Canada’s manufacturing sector faces the biggest risk should Trump push forward on imposing broad tariffs, said Canadian Manufacturers and Exporters president and CEO Dennis Darby. He said the sector is the “most trade-exposed” within Canada.

“It’s in the U.S.’s best interest, it’s in our best interest, but most importantly for consumers across North America, that we’re able to trade goods, materials, ingredients, as we have under the trade agreements,” Darby said in an interview.

“It’s a more complex or complicated outcome than it would have been with the Democrats, but we’ve had to deal with this before and we’re going to do our best to deal with it again.”

American economists have also warned Trump’s plan could cause inflation and possibly a recession, which could have ripple effects in Canada.

It’s consumers who will ultimately feel the burden of any inflationary effect caused by broad tariffs, said Darby.

“A tariff tends to raise costs, and it ultimately raises prices, so that’s something that we have to be prepared for,” he said.

“It could tilt production mandates. A tariff makes goods more expensive, but on the same token, it also will make inputs for the U.S. more expensive.”

A report last month by TD economist Marc Ercolao said research shows a full-scale implementation of Trump’s tariff plan could lead to a near-five per cent reduction in Canadian export volumes to the U.S. by early-2027, relative to current baseline forecasts.

Retaliation by Canada would also increase costs for domestic producers, and push import volumes lower in the process.

“Slowing import activity mitigates some of the negative net trade impact on total GDP enough to avoid a technical recession, but still produces a period of extended stagnation through 2025 and 2026,” Ercolao said.

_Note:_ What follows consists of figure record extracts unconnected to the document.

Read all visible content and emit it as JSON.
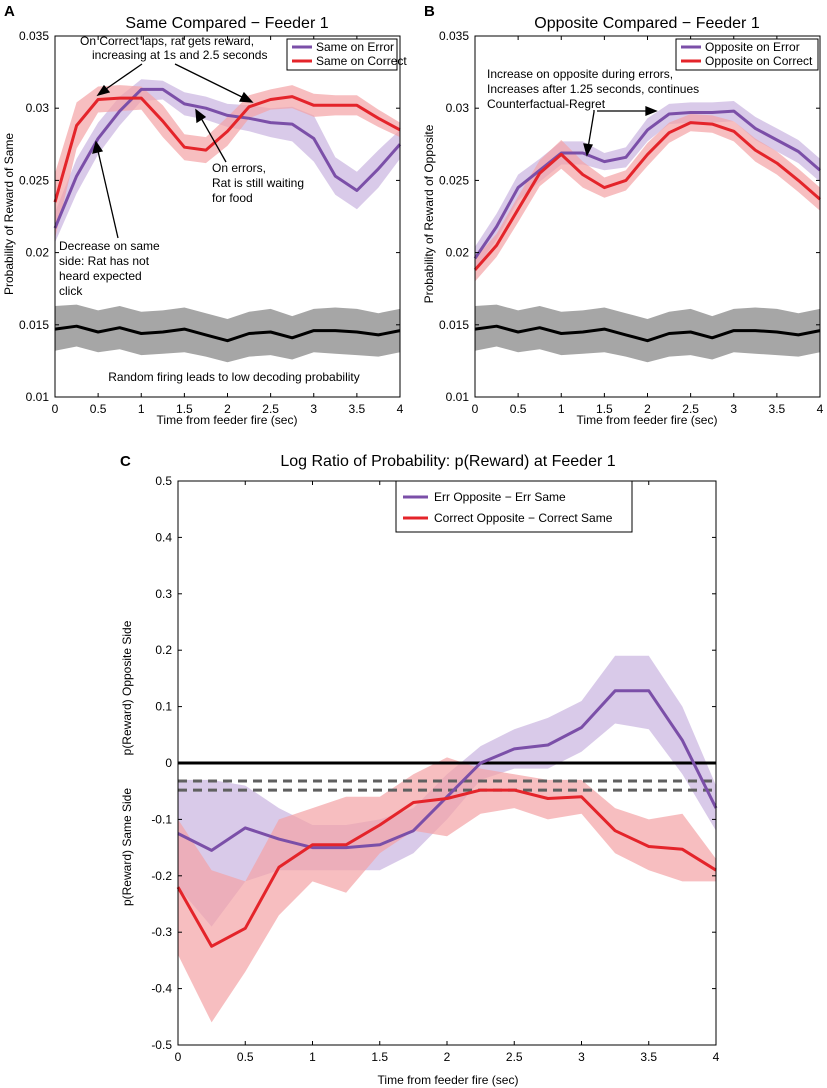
{
  "chart_data": [
    {
      "panel": "A",
      "type": "line",
      "title": "Same Compared − Feeder 1",
      "xlabel": "Time from feeder fire (sec)",
      "ylabel": "Probability of Reward of Same",
      "xlim": [
        0,
        4
      ],
      "ylim": [
        0.01,
        0.035
      ],
      "xticks": [
        0,
        0.5,
        1,
        1.5,
        2,
        2.5,
        3,
        3.5,
        4
      ],
      "xtick_labels": [
        "0",
        "0.5",
        "1",
        "1.5",
        "2",
        "2.5",
        "3",
        "3.5",
        "4"
      ],
      "yticks": [
        0.01,
        0.015,
        0.02,
        0.025,
        0.03,
        0.035
      ],
      "ytick_labels": [
        "0.01",
        "0.015",
        "0.02",
        "0.025",
        "0.03",
        "0.035"
      ],
      "x": [
        0,
        0.25,
        0.5,
        0.75,
        1,
        1.25,
        1.5,
        1.75,
        2,
        2.25,
        2.5,
        2.75,
        3,
        3.25,
        3.5,
        3.75,
        4
      ],
      "series": [
        {
          "name": "Same on Error",
          "color": "#7b4fa8",
          "band_color": "#c9b3e0",
          "values": [
            0.0217,
            0.0253,
            0.0279,
            0.0298,
            0.0313,
            0.0313,
            0.0303,
            0.03,
            0.0295,
            0.0293,
            0.029,
            0.0289,
            0.0279,
            0.0253,
            0.0243,
            0.0258,
            0.0275
          ],
          "lower": [
            0.0207,
            0.0241,
            0.0268,
            0.0288,
            0.0305,
            0.0306,
            0.0295,
            0.0292,
            0.0287,
            0.0284,
            0.028,
            0.0277,
            0.0263,
            0.024,
            0.023,
            0.0245,
            0.0265
          ],
          "upper": [
            0.0228,
            0.0265,
            0.029,
            0.0308,
            0.032,
            0.0319,
            0.0311,
            0.0308,
            0.0303,
            0.0302,
            0.03,
            0.0301,
            0.0295,
            0.0266,
            0.0256,
            0.0271,
            0.0285
          ]
        },
        {
          "name": "Same on Correct",
          "color": "#e4242a",
          "band_color": "#f4a3a5",
          "values": [
            0.0235,
            0.0288,
            0.0306,
            0.0307,
            0.0307,
            0.0291,
            0.0273,
            0.0271,
            0.0284,
            0.0301,
            0.0306,
            0.0308,
            0.0302,
            0.0302,
            0.0302,
            0.0293,
            0.0285
          ],
          "lower": [
            0.021,
            0.0272,
            0.0297,
            0.0298,
            0.0299,
            0.028,
            0.0264,
            0.0262,
            0.0274,
            0.0293,
            0.0299,
            0.03,
            0.0294,
            0.0295,
            0.0295,
            0.0287,
            0.028
          ],
          "upper": [
            0.0255,
            0.0304,
            0.0315,
            0.0316,
            0.0315,
            0.0302,
            0.0282,
            0.028,
            0.0294,
            0.0309,
            0.0313,
            0.0316,
            0.031,
            0.0309,
            0.0309,
            0.0299,
            0.029
          ]
        },
        {
          "name": "Random firing",
          "color": "#000000",
          "band_color": "#a6a6a6",
          "values": [
            0.0147,
            0.0149,
            0.0145,
            0.0148,
            0.0144,
            0.0145,
            0.0147,
            0.0143,
            0.0139,
            0.0144,
            0.0145,
            0.0141,
            0.0146,
            0.0146,
            0.0145,
            0.0143,
            0.0146
          ],
          "lower": [
            0.0132,
            0.0135,
            0.0131,
            0.0133,
            0.0129,
            0.013,
            0.0131,
            0.0128,
            0.0124,
            0.0128,
            0.0129,
            0.0126,
            0.0131,
            0.013,
            0.0129,
            0.0128,
            0.0131
          ],
          "upper": [
            0.0163,
            0.0164,
            0.016,
            0.0163,
            0.0159,
            0.016,
            0.0162,
            0.0158,
            0.0154,
            0.0159,
            0.0161,
            0.0156,
            0.0161,
            0.0162,
            0.0161,
            0.0158,
            0.0161
          ]
        }
      ],
      "legend": [
        "Same on Error",
        "Same on Correct"
      ],
      "annotations": [
        "On Correct laps, rat gets reward,",
        "increasing at 1s and 2.5 seconds",
        "On errors,",
        "Rat is still waiting",
        "for food",
        "Decrease on same",
        "side: Rat has not",
        "heard expected",
        "click",
        "Random firing leads to low decoding probability"
      ]
    },
    {
      "panel": "B",
      "type": "line",
      "title": "Opposite Compared − Feeder 1",
      "xlabel": "Time from feeder fire (sec)",
      "ylabel": "Probability of Reward of Opposite",
      "xlim": [
        0,
        4
      ],
      "ylim": [
        0.01,
        0.035
      ],
      "xticks": [
        0,
        0.5,
        1,
        1.5,
        2,
        2.5,
        3,
        3.5,
        4
      ],
      "xtick_labels": [
        "0",
        "0.5",
        "1",
        "1.5",
        "2",
        "2.5",
        "3",
        "3.5",
        "4"
      ],
      "yticks": [
        0.01,
        0.015,
        0.02,
        0.025,
        0.03,
        0.035
      ],
      "ytick_labels": [
        "0.01",
        "0.015",
        "0.02",
        "0.025",
        "0.03",
        "0.035"
      ],
      "x": [
        0,
        0.25,
        0.5,
        0.75,
        1,
        1.25,
        1.5,
        1.75,
        2,
        2.25,
        2.5,
        2.75,
        3,
        3.25,
        3.5,
        3.75,
        4
      ],
      "series": [
        {
          "name": "Opposite on Error",
          "color": "#7b4fa8",
          "band_color": "#c9b3e0",
          "values": [
            0.0196,
            0.0218,
            0.0245,
            0.0257,
            0.0269,
            0.0269,
            0.0263,
            0.0266,
            0.0285,
            0.0296,
            0.0297,
            0.0297,
            0.0298,
            0.0286,
            0.0278,
            0.027,
            0.0257
          ],
          "lower": [
            0.0188,
            0.0209,
            0.0236,
            0.0249,
            0.0261,
            0.0261,
            0.0257,
            0.0259,
            0.0277,
            0.0289,
            0.029,
            0.029,
            0.0291,
            0.0278,
            0.027,
            0.0262,
            0.0249
          ],
          "upper": [
            0.0204,
            0.0227,
            0.0254,
            0.0265,
            0.0277,
            0.0277,
            0.0269,
            0.0273,
            0.0293,
            0.0303,
            0.0304,
            0.0304,
            0.0305,
            0.0294,
            0.0286,
            0.0278,
            0.0265
          ]
        },
        {
          "name": "Opposite on Correct",
          "color": "#e4242a",
          "band_color": "#f4a3a5",
          "values": [
            0.0188,
            0.0205,
            0.023,
            0.0255,
            0.0268,
            0.0254,
            0.0245,
            0.025,
            0.0268,
            0.0283,
            0.029,
            0.0289,
            0.0284,
            0.0271,
            0.0262,
            0.025,
            0.0237
          ],
          "lower": [
            0.018,
            0.0197,
            0.0221,
            0.0246,
            0.0258,
            0.0245,
            0.0238,
            0.0243,
            0.026,
            0.0276,
            0.0284,
            0.0283,
            0.0277,
            0.0263,
            0.0254,
            0.0242,
            0.0229
          ],
          "upper": [
            0.0196,
            0.0213,
            0.0239,
            0.0264,
            0.0278,
            0.0263,
            0.0252,
            0.0257,
            0.0276,
            0.029,
            0.0296,
            0.0295,
            0.0291,
            0.0279,
            0.027,
            0.0258,
            0.0245
          ]
        },
        {
          "name": "Random firing",
          "color": "#000000",
          "band_color": "#a6a6a6",
          "values": [
            0.0147,
            0.0149,
            0.0145,
            0.0148,
            0.0144,
            0.0145,
            0.0147,
            0.0143,
            0.0139,
            0.0144,
            0.0145,
            0.0141,
            0.0146,
            0.0146,
            0.0145,
            0.0143,
            0.0146
          ],
          "lower": [
            0.0132,
            0.0135,
            0.0131,
            0.0133,
            0.0129,
            0.013,
            0.0131,
            0.0128,
            0.0124,
            0.0128,
            0.0129,
            0.0126,
            0.0131,
            0.013,
            0.0129,
            0.0128,
            0.0131
          ],
          "upper": [
            0.0163,
            0.0164,
            0.016,
            0.0163,
            0.0159,
            0.016,
            0.0162,
            0.0158,
            0.0154,
            0.0159,
            0.0161,
            0.0156,
            0.0161,
            0.0162,
            0.0161,
            0.0158,
            0.0161
          ]
        }
      ],
      "legend": [
        "Opposite on Error",
        "Opposite on Correct"
      ],
      "annotations": [
        "Increase on opposite during errors,",
        "Increases after 1.25 seconds, continues",
        "Counterfactual-Regret"
      ]
    },
    {
      "panel": "C",
      "type": "line",
      "title": "Log Ratio of Probability: p(Reward) at Feeder 1",
      "xlabel": "Time from feeder fire (sec)",
      "ylabel_top": "p(Reward) Opposite Side",
      "ylabel_bottom": "p(Reward) Same Side",
      "xlim": [
        0,
        4
      ],
      "ylim": [
        -0.5,
        0.5
      ],
      "xticks": [
        0,
        0.5,
        1,
        1.5,
        2,
        2.5,
        3,
        3.5,
        4
      ],
      "xtick_labels": [
        "0",
        "0.5",
        "1",
        "1.5",
        "2",
        "2.5",
        "3",
        "3.5",
        "4"
      ],
      "yticks": [
        -0.5,
        -0.4,
        -0.3,
        -0.2,
        -0.1,
        0,
        0.1,
        0.2,
        0.3,
        0.4,
        0.5
      ],
      "ytick_labels": [
        "-0.5",
        "-0.4",
        "-0.3",
        "-0.2",
        "-0.1",
        "0",
        "0.1",
        "0.2",
        "0.3",
        "0.4",
        "0.5"
      ],
      "x": [
        0,
        0.25,
        0.5,
        0.75,
        1,
        1.25,
        1.5,
        1.75,
        2,
        2.25,
        2.5,
        2.75,
        3,
        3.25,
        3.5,
        3.75,
        4
      ],
      "series": [
        {
          "name": "Err Opposite − Err Same",
          "color": "#7b4fa8",
          "band_color": "#c9b3e0",
          "values": [
            -0.125,
            -0.155,
            -0.115,
            -0.135,
            -0.15,
            -0.15,
            -0.145,
            -0.12,
            -0.06,
            0.0,
            0.025,
            0.032,
            0.063,
            0.128,
            0.128,
            0.04,
            -0.08
          ],
          "lower": [
            -0.22,
            -0.29,
            -0.21,
            -0.19,
            -0.19,
            -0.19,
            -0.19,
            -0.16,
            -0.1,
            -0.03,
            -0.01,
            -0.01,
            0.02,
            0.07,
            0.06,
            -0.02,
            -0.12
          ],
          "upper": [
            -0.03,
            -0.03,
            -0.04,
            -0.08,
            -0.11,
            -0.11,
            -0.1,
            -0.08,
            -0.02,
            0.03,
            0.06,
            0.08,
            0.11,
            0.19,
            0.19,
            0.1,
            -0.04
          ]
        },
        {
          "name": "Correct Opposite − Correct Same",
          "color": "#e4242a",
          "band_color": "#f4a3a5",
          "values": [
            -0.22,
            -0.325,
            -0.293,
            -0.185,
            -0.145,
            -0.145,
            -0.11,
            -0.07,
            -0.063,
            -0.048,
            -0.048,
            -0.063,
            -0.06,
            -0.12,
            -0.148,
            -0.153,
            -0.19
          ],
          "lower": [
            -0.34,
            -0.46,
            -0.37,
            -0.27,
            -0.21,
            -0.23,
            -0.16,
            -0.12,
            -0.13,
            -0.09,
            -0.08,
            -0.1,
            -0.09,
            -0.16,
            -0.19,
            -0.21,
            -0.21
          ],
          "upper": [
            -0.1,
            -0.19,
            -0.21,
            -0.1,
            -0.08,
            -0.06,
            -0.06,
            -0.02,
            0.01,
            -0.01,
            -0.02,
            -0.03,
            -0.03,
            -0.08,
            -0.1,
            -0.09,
            -0.17
          ]
        }
      ],
      "reference_lines": {
        "zero": 0,
        "dashed": [
          -0.032,
          -0.048
        ]
      },
      "legend": [
        "Err Opposite − Err Same",
        "Correct Opposite − Correct Same"
      ]
    }
  ]
}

Since the Canada-United States-Mexico Agreement came into effect in 2020, trade between Canada and the U.S. has surged by 46 per cent, according to the Toronto Region Board of Trade.

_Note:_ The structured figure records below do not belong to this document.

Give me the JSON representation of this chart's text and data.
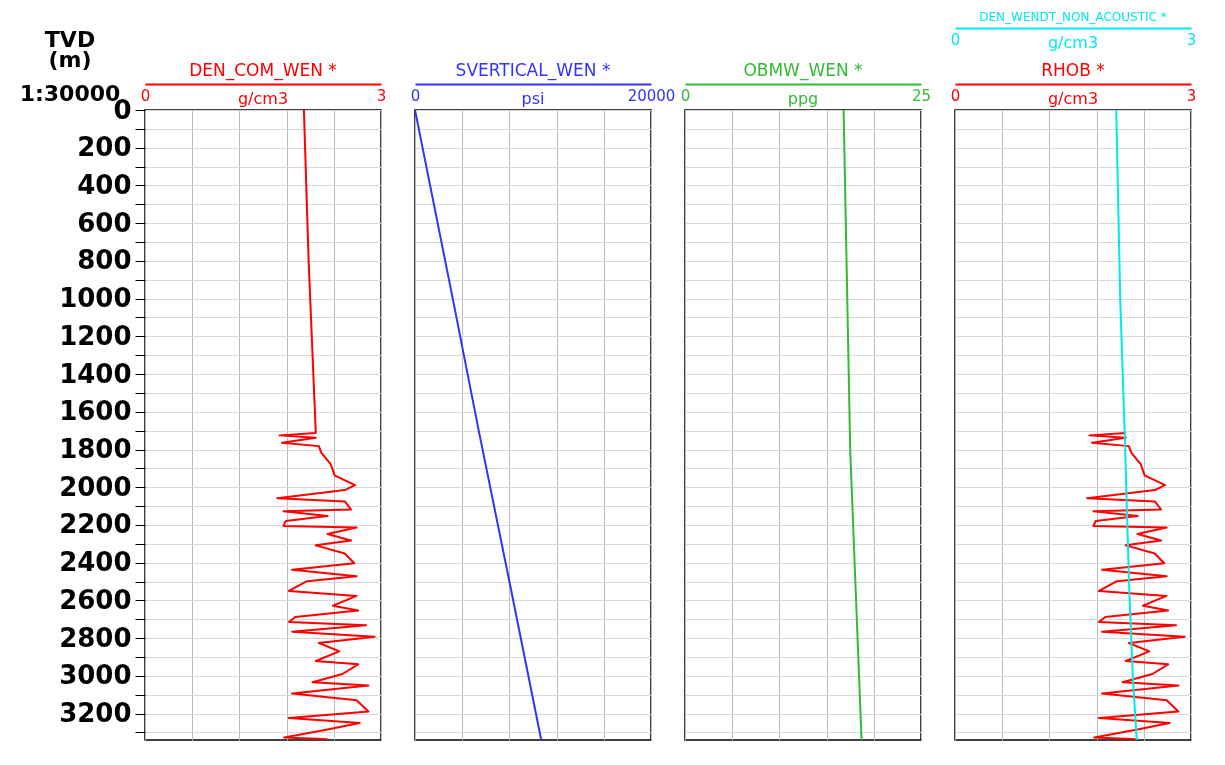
{
  "chart_data": [
    {
      "type": "line",
      "orientation": "horizontal",
      "xlabel": "g/cm3",
      "xlim": [
        0,
        3
      ],
      "xticks": [
        0,
        {
          "value": 0.6,
          "label": null
        },
        {
          "value": 1.2,
          "label": null
        },
        {
          "value": 1.8,
          "label": null
        },
        {
          "value": 2.4,
          "label": null
        },
        3
      ],
      "ylabel": "TVD (m)",
      "ylim": [
        3340,
        0
      ],
      "yticks": [
        0,
        {
          "value": 100,
          "label": null
        },
        200,
        {
          "value": 300,
          "label": null
        },
        400,
        {
          "value": 500,
          "label": null
        },
        600,
        {
          "value": 700,
          "label": null
        },
        800,
        {
          "value": 900,
          "label": null
        },
        1000,
        {
          "value": 1100,
          "label": null
        },
        1200,
        {
          "value": 1300,
          "label": null
        },
        1400,
        {
          "value": 1500,
          "label": null
        },
        1600,
        {
          "value": 1700,
          "label": null
        },
        1800,
        {
          "value": 1900,
          "label": null
        },
        2000,
        {
          "value": 2100,
          "label": null
        },
        2200,
        {
          "value": 2300,
          "label": null
        },
        2400,
        {
          "value": 2500,
          "label": null
        },
        2600,
        {
          "value": 2700,
          "label": null
        },
        2800,
        {
          "value": 2900,
          "label": null
        },
        3000,
        {
          "value": 3100,
          "label": null
        },
        3200,
        {
          "value": 3300,
          "label": null
        }
      ],
      "annotations": [
        "1:30000"
      ],
      "grid": true,
      "series": [
        {
          "name": "DEN_COM_WEN *",
          "color": "#ff0000",
          "x": [
            0,
            400,
            800,
            1200,
            1700,
            1712,
            1725,
            1738,
            1764,
            1782,
            1816,
            1877,
            1937,
            1989,
            2015,
            2058,
            2075,
            2118,
            2127,
            2153,
            2179,
            2205,
            2213,
            2248,
            2282,
            2308,
            2351,
            2403,
            2438,
            2472,
            2498,
            2550,
            2576,
            2628,
            2654,
            2688,
            2714,
            2731,
            2766,
            2792,
            2826,
            2870,
            2921,
            2939,
            2990,
            3034,
            3051,
            3094,
            3129,
            3189,
            3224,
            3250,
            3284,
            3327,
            3336
          ],
          "values": [
            2.02,
            2.05,
            2.08,
            2.12,
            2.17,
            2.17,
            1.71,
            2.17,
            1.74,
            2.21,
            2.24,
            2.36,
            2.41,
            2.67,
            2.54,
            1.68,
            2.54,
            2.62,
            1.76,
            2.32,
            1.79,
            1.76,
            2.69,
            2.32,
            2.62,
            2.17,
            2.54,
            2.66,
            1.87,
            2.69,
            2.06,
            1.83,
            2.69,
            2.39,
            2.71,
            1.91,
            1.83,
            2.81,
            1.87,
            2.92,
            2.21,
            2.47,
            2.17,
            2.71,
            2.51,
            2.13,
            2.84,
            1.87,
            2.69,
            2.84,
            1.83,
            2.73,
            2.32,
            1.77,
            2.32
          ]
        }
      ]
    },
    {
      "type": "line",
      "orientation": "horizontal",
      "xlabel": "psi",
      "xlim": [
        0,
        20000
      ],
      "xticks": [
        0,
        {
          "value": 4000,
          "label": null
        },
        {
          "value": 8000,
          "label": null
        },
        {
          "value": 12000,
          "label": null
        },
        {
          "value": 16000,
          "label": null
        },
        20000
      ],
      "ylim": [
        3340,
        0
      ],
      "yticks": [
        0,
        {
          "value": 100,
          "label": null
        },
        200,
        {
          "value": 300,
          "label": null
        },
        400,
        {
          "value": 500,
          "label": null
        },
        600,
        {
          "value": 700,
          "label": null
        },
        800,
        {
          "value": 900,
          "label": null
        },
        1000,
        {
          "value": 1100,
          "label": null
        },
        1200,
        {
          "value": 1300,
          "label": null
        },
        1400,
        {
          "value": 1500,
          "label": null
        },
        1600,
        {
          "value": 1700,
          "label": null
        },
        1800,
        {
          "value": 1900,
          "label": null
        },
        2000,
        {
          "value": 2100,
          "label": null
        },
        2200,
        {
          "value": 2300,
          "label": null
        },
        2400,
        {
          "value": 2500,
          "label": null
        },
        2600,
        {
          "value": 2700,
          "label": null
        },
        2800,
        {
          "value": 2900,
          "label": null
        },
        3000,
        {
          "value": 3100,
          "label": null
        },
        3200,
        {
          "value": 3300,
          "label": null
        }
      ],
      "tick_labels": "x",
      "grid": true,
      "series": [
        {
          "name": "SVERTICAL_WEN *",
          "color": "#3333ff",
          "x": [
            0,
            1000,
            1700,
            2500,
            3340
          ],
          "values": [
            0,
            3200,
            5400,
            8000,
            10700
          ]
        }
      ]
    },
    {
      "type": "line",
      "orientation": "horizontal",
      "xlabel": "ppg",
      "xlim": [
        0,
        25
      ],
      "xticks": [
        0,
        {
          "value": 5,
          "label": null
        },
        {
          "value": 10,
          "label": null
        },
        {
          "value": 15,
          "label": null
        },
        {
          "value": 20,
          "label": null
        },
        25
      ],
      "ylim": [
        3340,
        0
      ],
      "yticks": [
        0,
        {
          "value": 100,
          "label": null
        },
        200,
        {
          "value": 300,
          "label": null
        },
        400,
        {
          "value": 500,
          "label": null
        },
        600,
        {
          "value": 700,
          "label": null
        },
        800,
        {
          "value": 900,
          "label": null
        },
        1000,
        {
          "value": 1100,
          "label": null
        },
        1200,
        {
          "value": 1300,
          "label": null
        },
        1400,
        {
          "value": 1500,
          "label": null
        },
        1600,
        {
          "value": 1700,
          "label": null
        },
        1800,
        {
          "value": 1900,
          "label": null
        },
        2000,
        {
          "value": 2100,
          "label": null
        },
        2200,
        {
          "value": 2300,
          "label": null
        },
        2400,
        {
          "value": 2500,
          "label": null
        },
        2600,
        {
          "value": 2700,
          "label": null
        },
        2800,
        {
          "value": 2900,
          "label": null
        },
        3000,
        {
          "value": 3100,
          "label": null
        },
        3200,
        {
          "value": 3300,
          "label": null
        }
      ],
      "tick_labels": "x",
      "grid": true,
      "series": [
        {
          "name": "OBMW_WEN *",
          "color": "#33bb33",
          "x": [
            0,
            1800,
            3340
          ],
          "values": [
            16.8,
            17.5,
            18.7
          ]
        }
      ]
    },
    {
      "type": "line",
      "orientation": "horizontal",
      "xlabel": "g/cm3",
      "xlim": [
        0,
        3
      ],
      "xticks": [
        0,
        {
          "value": 0.6,
          "label": null
        },
        {
          "value": 1.2,
          "label": null
        },
        {
          "value": 1.8,
          "label": null
        },
        {
          "value": 2.4,
          "label": null
        },
        3
      ],
      "x2label": "g/cm3",
      "x2lim": [
        0,
        3
      ],
      "x2ticks": [
        0,
        3
      ],
      "ylim": [
        3340,
        0
      ],
      "yticks": [
        0,
        {
          "value": 100,
          "label": null
        },
        200,
        {
          "value": 300,
          "label": null
        },
        400,
        {
          "value": 500,
          "label": null
        },
        600,
        {
          "value": 700,
          "label": null
        },
        800,
        {
          "value": 900,
          "label": null
        },
        1000,
        {
          "value": 1100,
          "label": null
        },
        1200,
        {
          "value": 1300,
          "label": null
        },
        1400,
        {
          "value": 1500,
          "label": null
        },
        1600,
        {
          "value": 1700,
          "label": null
        },
        1800,
        {
          "value": 1900,
          "label": null
        },
        2000,
        {
          "value": 2100,
          "label": null
        },
        2200,
        {
          "value": 2300,
          "label": null
        },
        2400,
        {
          "value": 2500,
          "label": null
        },
        2600,
        {
          "value": 2700,
          "label": null
        },
        2800,
        {
          "value": 2900,
          "label": null
        },
        3000,
        {
          "value": 3100,
          "label": null
        },
        3200,
        {
          "value": 3300,
          "label": null
        }
      ],
      "tick_labels": "x",
      "grid": true,
      "series": [
        {
          "name": "RHOB *",
          "color": "#ff0000",
          "x": [
            1712,
            1725,
            1738,
            1764,
            1782,
            1816,
            1877,
            1937,
            1989,
            2015,
            2058,
            2075,
            2118,
            2127,
            2153,
            2179,
            2205,
            2213,
            2248,
            2282,
            2308,
            2351,
            2403,
            2438,
            2472,
            2498,
            2550,
            2576,
            2628,
            2654,
            2688,
            2714,
            2731,
            2766,
            2792,
            2826,
            2870,
            2921,
            2939,
            2990,
            3034,
            3051,
            3094,
            3129,
            3189,
            3224,
            3250,
            3284,
            3327,
            3336
          ],
          "values": [
            2.17,
            1.71,
            2.17,
            1.74,
            2.21,
            2.24,
            2.36,
            2.41,
            2.67,
            2.54,
            1.68,
            2.54,
            2.62,
            1.76,
            2.32,
            1.79,
            1.76,
            2.69,
            2.32,
            2.62,
            2.17,
            2.54,
            2.66,
            1.87,
            2.69,
            2.06,
            1.83,
            2.69,
            2.39,
            2.71,
            1.91,
            1.83,
            2.81,
            1.87,
            2.92,
            2.21,
            2.47,
            2.17,
            2.71,
            2.51,
            2.13,
            2.84,
            1.87,
            2.69,
            2.84,
            1.83,
            2.73,
            2.32,
            1.77,
            2.32
          ]
        },
        {
          "name": "DEN_WENDT_NON_ACOUSTIC *",
          "color": "#00e8f0",
          "axis": "x2",
          "x": [
            0,
            1000,
            1750,
            2200,
            2600,
            3000,
            3340
          ],
          "values": [
            2.05,
            2.1,
            2.16,
            2.19,
            2.22,
            2.26,
            2.31
          ]
        }
      ]
    }
  ]
}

With that deal is up for review in 2026, Canadian Chamber of Commerce president and CEO Candace Laing said the Canadian government “must collaborate effectively with the Trump administration to preserve and strengthen our bilateral economic partnership.”

“With an impressive $3.6 billion in daily trade, Canada and the United States are each other’s closest international partners. The secure and efficient flow of goods and people across our border … remains essential for the economies of both countries,” she said in a statement.

“By resisting tariffs and trade barriers that will only raise prices and hurt consumers in both countries, Canada and the United States can strengthen resilient cross-border supply chains that enhance our shared economic security.”